Nach der intensiven Diskussion der zuvor in der Presse veröffentlichten Resolution habe es in weiten Teilen der Stadtgesellschaft die Erwartung gegeben, „dass der Gladbecker Integrationsrat die Resolution mit deutlicher Mehrheit überzeugend beschließt“, so beide weiter. „Sie jetzt nicht beschlossen zu haben ist mit dem Wunsch einer erfolgreichen Integrationspolitik und einem friedlichen Zusammenleben nicht vereinbar.“

Wobei das SPD-Duo die Alleinverantwortlichen, die Schuld am Eklat haben sollen, erneut benennt: „Die Vertreter der ABI–Liste und Herr Kosar, die fremdgesteuert, assistiert von dem Linken-Vertreter Jung, ihr Gremium missbraucht haben.“

Festzuhalten bleibe, so Baumeister/Angel abschließend, „dass der Integrationsrat ein bedauernswertes Bild abgegeben und Zweifel an seiner Funktionsfähigkeit und Nützlichkeit hervorgerufen hat“.

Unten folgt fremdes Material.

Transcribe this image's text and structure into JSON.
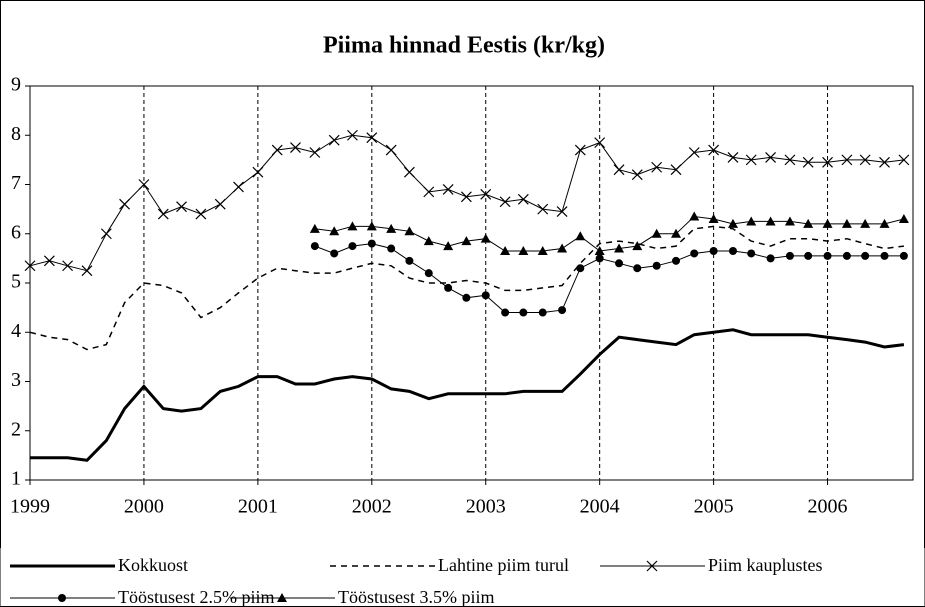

Kommentar: Schnelle Schuldzuweisung 

Die SPD-Ratsmitglieder im Integrationsrat machen es sich mit ihrer Stellungnahme ein bisschen sehr einfach. Da werden der ebenso missliebige ABI-Ratsherr Süleyman Kosar wie der Linke-Ratsherr Olaf Jung schnell als alleinverantwortliche Strippenzieher hinter den Kulissen des Eklats ausgemacht. Dass beide oft andere Ansichten als die SPD haben und Kosar sicherlich Einfluss auf die stärkste Liste im Integrationsrat hat, ist richtig. Das Fernbleiben des Großteils der Migrantenvertreter aber allein dem Erfolg des vermuteten politischen Ränkespiels zuzuschreiben, ist sicher falsch.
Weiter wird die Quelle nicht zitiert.